I didn't see anything disturbing with it; I would need to hear why the police devoted so much manpower to the operation. I have to believe that there was a motive beyond hassling the youth. Drugs? Trespassing? Disorderly conduct? Where was this "party?" In a residential area where all the neighbors would be victimized by it (noise, drug use, used condoms, the usual phenomena at these "raves")?

Sorry, on the last clip I don't see any overbearing police activity, unless you reveal that it was a meeting of the Mormon church youth choir or some such.

Ken Lammers said...

Like I said, the first is troubling but whenever you give people power there will be someone who screws up or abuses it. However, this episode is limited by its one-on-one nature.

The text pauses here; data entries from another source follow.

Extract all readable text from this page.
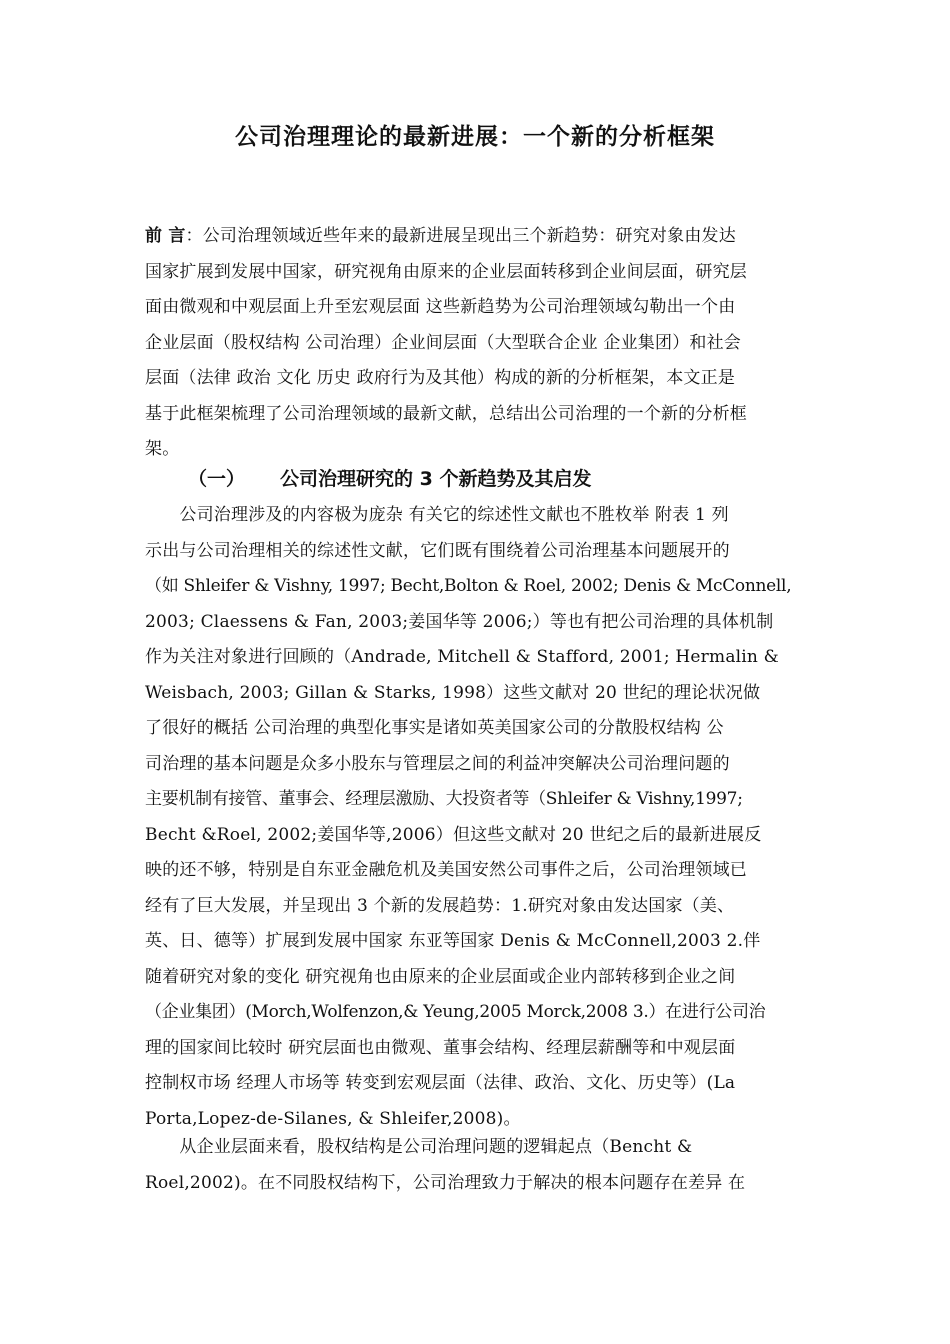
公司治理理论的最新进展：一个新的分析框架
前 言：公司治理领域近些年来的最新进展呈现出三个新趋势：研究对象由发达
国家扩展到发展中国家，研究视角由原来的企业层面转移到企业间层面，研究层
面由微观和中观层面上升至宏观层面 这些新趋势为公司治理领域勾勒出一个由
企业层面（股权结构 公司治理）企业间层面（大型联合企业 企业集团）和社会
层面（法律 政治 文化 历史 政府行为及其他）构成的新的分析框架，本文正是
基于此框架梳理了公司治理领域的最新文献，总结出公司治理的一个新的分析框
架。
（一） 公司治理研究的 3 个新趋势及其启发
　　公司治理涉及的内容极为庞杂 有关它的综述性文献也不胜枚举 附表 1 列
示出与公司治理相关的综述性文献，它们既有围绕着公司治理基本问题展开的
（如 Shleifer & Vishny, 1997; Becht,Bolton & Roel, 2002; Denis & McConnell,
2003; Claessens & Fan, 2003;姜国华等 2006;）等也有把公司治理的具体机制
作为关注对象进行回顾的（Andrade, Mitchell & Stafford, 2001; Hermalin &
Weisbach, 2003; Gillan & Starks, 1998）这些文献对 20 世纪的理论状况做
了很好的概括 公司治理的典型化事实是诸如英美国家公司的分散股权结构 公
司治理的基本问题是众多小股东与管理层之间的利益冲突解决公司治理问题的
主要机制有接管、董事会、经理层激励、大投资者等（Shleifer & Vishny,1997;
Becht &Roel, 2002;姜国华等,2006）但这些文献对 20 世纪之后的最新进展反
映的还不够，特别是自东亚金融危机及美国安然公司事件之后，公司治理领域已
经有了巨大发展，并呈现出 3 个新的发展趋势：1.研究对象由发达国家（美、
英、日、德等）扩展到发展中国家 东亚等国家 Denis & McConnell,2003 2.伴
随着研究对象的变化 研究视角也由原来的企业层面或企业内部转移到企业之间
（企业集团）(Morch,Wolfenzon,& Yeung,2005 Morck,2008 3.）在进行公司治
理的国家间比较时 研究层面也由微观、董事会结构、经理层薪酬等和中观层面
控制权市场 经理人市场等 转变到宏观层面（法律、政治、文化、历史等）(La
Porta,Lopez-de-Silanes, & Shleifer,2008)。
　　从企业层面来看，股权结构是公司治理问题的逻辑起点（Bencht &
Roel,2002)。在不同股权结构下，公司治理致力于解决的根本问题存在差异 在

There's no doubt the sites which link to the party raid are biased, but that doesn't mean it's not troubling. Go read some of the stuff the Salt Lake Tribune wrote about this. It was on a private ranch, apparently it was advertised, and the people running it got a permit 3 weeks prior (but apparently missed another - easy enough to do when dealing with the government). If the police were worried about possible lawless activity at the party they should have contacted the organizers and required them to have a police presence and maybe even drug dogs in order to get the second permit; they could also have informed them that they didn't have a permit, couldn't party, and had police at the party location to make sure the party didn't even start. They didn't do either - they chose to organize a raid. And the officers involved in the raid didn't arrive in regular uniform, they came dressed in military gear. Why? Did they expect to confront an armed paramilitary band? Wouldn't the fact that they were in the dark without readily recognizable uniforms put them more at risk by increasing the chance that people might misunderstand what was going on and try to fight back?

There may be other explanations but I see two possiblities: First, the police wanted to make a big splash and thought they could both get good press out of this and send a message. Second, somebody in the chain of command really screwed up and needs to answer for this. The two aren't mutually exclusive. If someone has a better explanation for how the police acted here and why they couldn't have used their advance notice to act in a preventative manner, please tell me why I am wrong and shouldn't find this disturbing.

markm said...

The second permit was only required for events that go on for over 12 hours. This was scheduled to end in 9 hours. Apparently the police used ESP to determine that it wasn't going to end on schedule, because the raid went down before the scheduled end time.

Anonymous said...

I do find it difficult to believe that the police needed armed-response teams for a dance that they knew was happening weeks in.

Send a message, if you like, but I don't think this is the one you wanted to send. I hope the police there are sued into the ground. Bankrupt them. Let law send a message back to those who abuse it.

The rule of law applies to the enforcers, too.